The complex is a certified LEED Platinum construction which means its green. From non-toxic paints to insulation and radiant barriers behind the walls that far exceed traditional building standards. Beneath the lawn is a cistern that takes in rainwater that will in turn help irrigate the property. And on the roof, a lot of solar panels.

"Which supplement 30 percent of the total calculated energy use of the property," said MacKinnon.

That's a big deal for whom the complex was designed -- residents 55 and older. Mary Cranford moved here from Dallas a few weeks ago and signed a lease as soon as she could. Her light bill is about $40 less a month. Then she discovered the benefit of the extra insulation and radiant barrier.

"What I really love about it, too, is I don't have to have my air conditioning on. It's not on right now. Just a fan on. Had it on since early, early this morning," said Cranford.

There are also the amenities like tile floors, carpeting in the bedroom only to cut down on dust, granite countertops, energy efficient appliances and an elegantly decorated clubhouse.

And here's another unexpected element. Cypresswood Estates is a project of the Harris County Housing Authority built atop foreclosed land. It's an affordable housing development for active adults.

"That's the greatest need for people in Harris County in terms of a mixed use development," said Guy Rankin, Executive Director of the Harris Co. Housing Authority.

It is, however, the first time the county decided to push the limits on LEED or green certification for one of its housing projects. It added about 25 percent to the construction costs, but it will save money over time.

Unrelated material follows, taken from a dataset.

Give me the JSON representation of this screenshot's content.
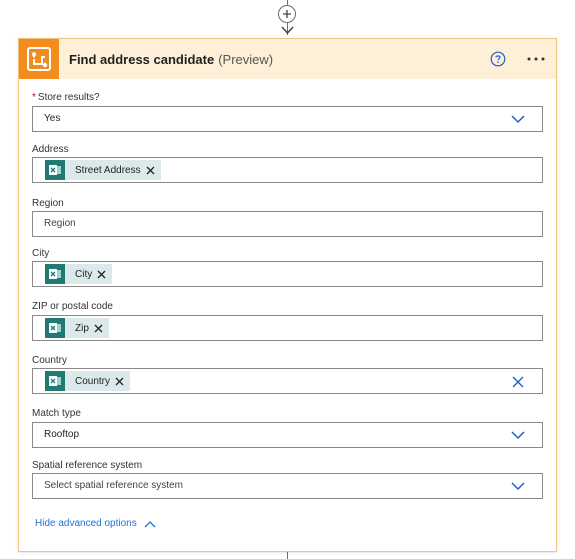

Tile floors mean carpet doesn't have to be replaced with each new tenant. Solar means lower utility costs for operation, as do water saving features.

There are 88 units in all. Half are reserved for income-restricted residents, the other half are at market price. It's so innovative that the Housing Authority director wants more built in the future.

"Sometimes wisdom catches up, and maybe seniors will lead the way in terms of a green revolution," said Rankin.